For finishing 11th in the points standings last year, Truex earned $5,216,091 in prize money before bonuses. There also is contingency money and the NASCAR/Sprint Point Fund that factors into the equation for the Chase contenders.

For Truex, that bumped last year’s winnings to $6,159,590 — and that was before sponsor performance bonuses.

While every sponsor contract differs, two industry experts claim that, depending on each sponsor’s performance clause, a team could stand to gain an additional $500,000 to $2 million depending on results on the track and sponsor mentions.

If the financial threat to teams is not severe enough to keep teams from gaming the system, just how does the sanctioning body intend to stop the madness moving forward?

Just as the media assembled an audio and video trail for the MWR case, the NASCAR control tower has timing and scoring at its fingertips to assemble a clearer picture as technology evolves.

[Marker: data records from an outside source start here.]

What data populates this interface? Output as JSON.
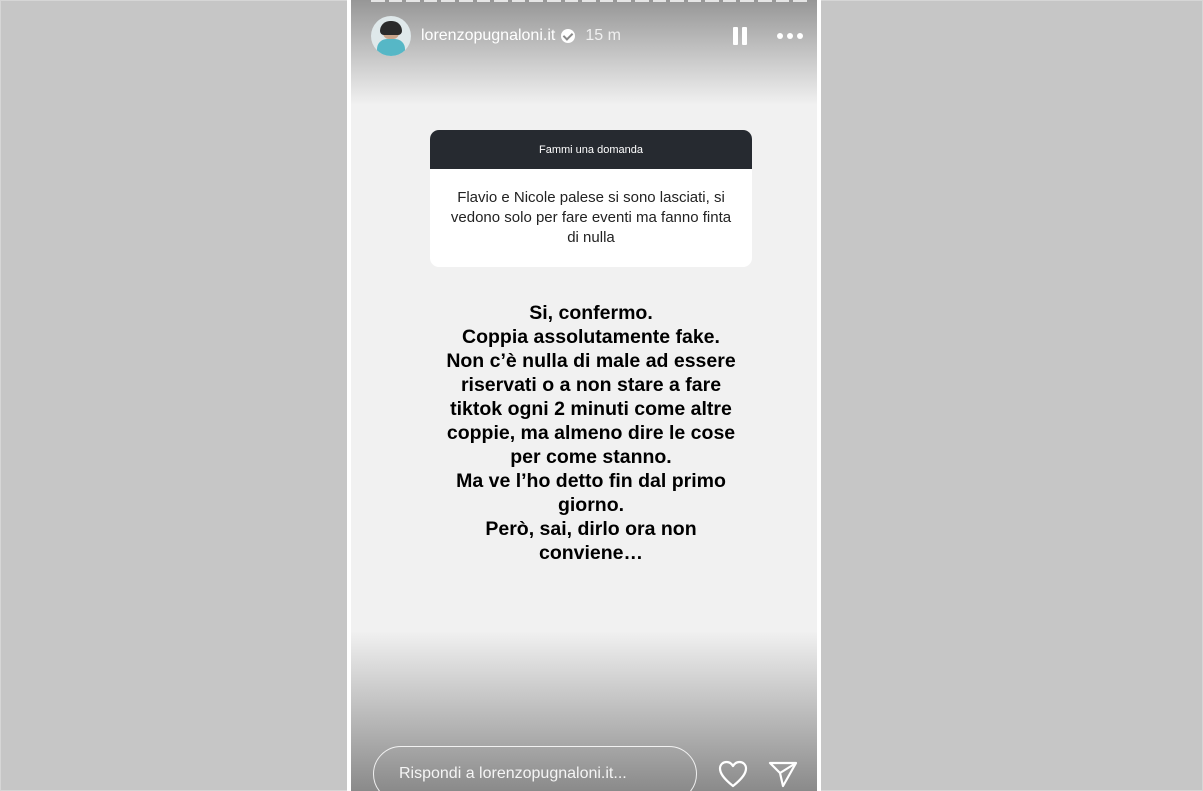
{
  "story": {
    "header": {
      "username": "lorenzopugnaloni.it",
      "time": "15 m",
      "verified": true
    },
    "question_box": {
      "title": "Fammi una domanda",
      "question": "Flavio e Nicole palese si sono lasciati, si vedono solo per fare eventi ma fanno finta di nulla"
    },
    "answer_lines": [
      "Si, confermo.",
      "Coppia assolutamente fake.",
      "Non c’è nulla di male ad essere",
      "riservati o a non stare a fare",
      "tiktok ogni 2 minuti come altre",
      "coppie, ma almeno dire le cose",
      "per come stanno.",
      "Ma ve l’ho detto fin dal primo",
      "giorno.",
      "Però, sai, dirlo ora non",
      "conviene…"
    ],
    "reply": {
      "placeholder": "Rispondi a lorenzopugnaloni.it..."
    },
    "icons": {
      "avatar": "avatar",
      "verified": "verified-badge-icon",
      "pause": "pause-icon",
      "more": "more-options-icon",
      "like": "heart-icon",
      "share": "send-icon"
    }
  }
}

It’s just a question as to where and when the league chooses to use the tools at its disposal.

“The control tower, where the amount of timing and scoring information we have access to while the race is going, it evolves daily,” Helton said. “It becomes more proficient and more usable and more applicable to officiating the sport every weekend. We've been very clear about advancing technology and what we can use to better the sport, including bettering the officiating of the sport. We're all for that.

“One day there will be a way to scan 43 teams' times three or four persons per team and keep up with all that, but that's not today. I don't think it's reasonable for us to assume the responsibility without getting to that level of technology that can help us do that, to monitor a radio channel.

"I think we rely on what we see happen, and we use every camera that the broadcaster has at the racetrack in our own system to go back and pull up multiple scenes or views that the TV audience may never see to help us make decisions.”